Cuando vinieron a decirme aquella tarde de enero, que habías muerto, hice bien en no creerles, vos ibas a vivir en el corazón de tu pueblo, y yo no te iba a dar por muerto. Aunque los rumores se confirmaran y todos me hablaran de tu silencio, para mi lo de tu muerte no era algo tan cierto. Recuerdo que solo sentí un dolor en el pecho que se me iba a la garganta y esa angustia profunda que nace de los dolores, de las distancias, entonces me pregunte, y ahora a mi pueblo ¿quien le canta? .
Alfredo Zitarrosa fue perseguido en su propia tierra por la dictadura militar y por cuanta dictadura de aquella América Latina de los años 70, tan oprimida y desbastada, sumida en los terrorismos de estados que tanta muerte sembraron. Razón que lo llevo a refugiarse en España y luego en Méjico para poner a salvo su vida.
El destierro lo alejo de su gente, de sus raíces, de sus afectos, y yo creo que lo fue matando en vida, de apoco, como matan las distancias y las ausencias. Cuando volvió a la Argentina allá por el año 84 para actuar en el Estadio Obras dijo; "…el exilio es duro, la ausencia ha sido larga, mi canción tiene una sola razón de ser y son ustedes, ojala esta noche ustedes me autoricen a seguir cantando en nombre de mi tierra" Así era don Alfredo de respetuoso con su pub
lico, semejante cantor, pedía autorización para seguir cantando. Creo que además de ser un gran cantor popular, fue un militante de la vida, un hombre al que le dolían las injusticias y se comprometía con su tiempo. Le canto a sus amores, a los dolores del alma, a los hombres y mujeres del pueblo, a los más pobres y humillados, a los que trabajan y pelean, a los caídos y a los levantados, a los que luchan y sueñan.

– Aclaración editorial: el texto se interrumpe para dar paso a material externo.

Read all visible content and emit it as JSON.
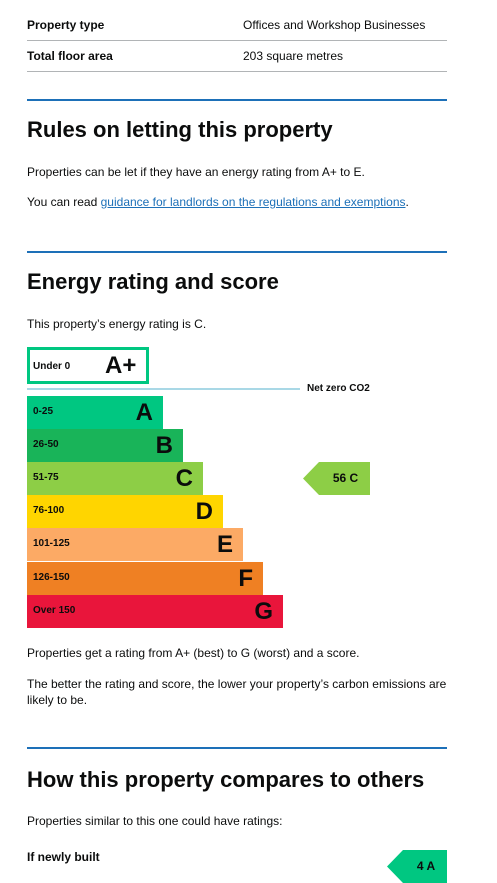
{
  "summary": [
    {
      "label": "Property type",
      "value": "Offices and Workshop Businesses"
    },
    {
      "label": "Total floor area",
      "value": "203 square metres"
    }
  ],
  "sections": [
    {
      "title": "Rules on letting this property",
      "paragraphs": [
        "Properties can be let if they have an energy rating from A+ to E."
      ],
      "link_paragraph": {
        "before": "You can read ",
        "link": "guidance for landlords on the regulations and exemptions",
        "after": "."
      }
    },
    {
      "title": "Energy rating and score",
      "intro": "This property’s energy rating is C.",
      "rating_scale": {
        "top": {
          "range": "Under 0",
          "letter": "A+"
        },
        "net_zero_label": "Net zero CO2",
        "bands": [
          {
            "range": "0-25",
            "letter": "A"
          },
          {
            "range": "26-50",
            "letter": "B"
          },
          {
            "range": "51-75",
            "letter": "C"
          },
          {
            "range": "76-100",
            "letter": "D"
          },
          {
            "range": "101-125",
            "letter": "E"
          },
          {
            "range": "126-150",
            "letter": "F"
          },
          {
            "range": "Over 150",
            "letter": "G"
          }
        ],
        "current": "56 C"
      },
      "paragraphs": [
        "Properties get a rating from A+ (best) to G (worst) and a score.",
        "The better the rating and score, the lower your property’s carbon emissions are likely to be."
      ]
    },
    {
      "title": "How this property compares to others",
      "intro": "Properties similar to this one could have ratings:",
      "comparisons": [
        {
          "label": "If newly built",
          "rating": "4 A"
        }
      ]
    }
  ]
}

De ahí nace mi admiración y respeto por este tipo al que aprendí a querer tanto y a recordarlo, por sus convicciones, por su compromiso, porque lo sentí siempre uno de los nuestros, un compañero, un hermano. "tengo un canto que me canta, tal vez para que me asombre, cuando canto soy un hombre, con un pueblo en su garganta" "nací en tierras de estancieros, y ya me se de memoria, que aquí se escribe la historia, según valen los terneros" "si alguien conoce el secreto, supongo que me dirán, porque donde falta el pan, siempre sobran los decretos". Había nacido en Montevideo, Uruguay, un 10 de marzo de 1936 y su primer disco se llamo "Canta Zitarrosa". Fue considerado uno de los más reconocidos representantes de la canción popular y de protesta latinoamericana.
Mi humilde reconocimiento a modo de homenaje a don Alfredo Zitarrosa, a 22 años de su partida, no tiene otra razón de ser que la de rescatar a ese enorme cantor popular que vive en el corazón de tantos uruguayos, de tantos Argentinos y de esa patria grande Latinoamericana a la que le canto y soñó unida y liberada. ¡Si te levantaras Alfredo y la vieras hoy, aceptarías al menos que tu canto no ha sido en vano! , y si escucharas las palabras del Pepe Guerra, aquella tarde en la que te llevaron a tu ultima morada, la mas triste despedida; "Era un río de gente silenciosa, yo te lo cuento para que lo sepas, vos que siempre te creíste poca cosa. Hoy mas serio que nunca, se que vas sereno, meditando, instalado en la memoria de este pueblo que quisiste tanto.
Los humildes cantores te saludan con respeto, emocionados" Yo solo te voy a pedir, querido Alfredo, que no te calles nunca, que sigas cantando desde el cielo aquellas canciones que tanto nos cobijaron y abrigaron nuestras almas. Te dejo un Hasta Siempre y un fraterno abrazo de hermano.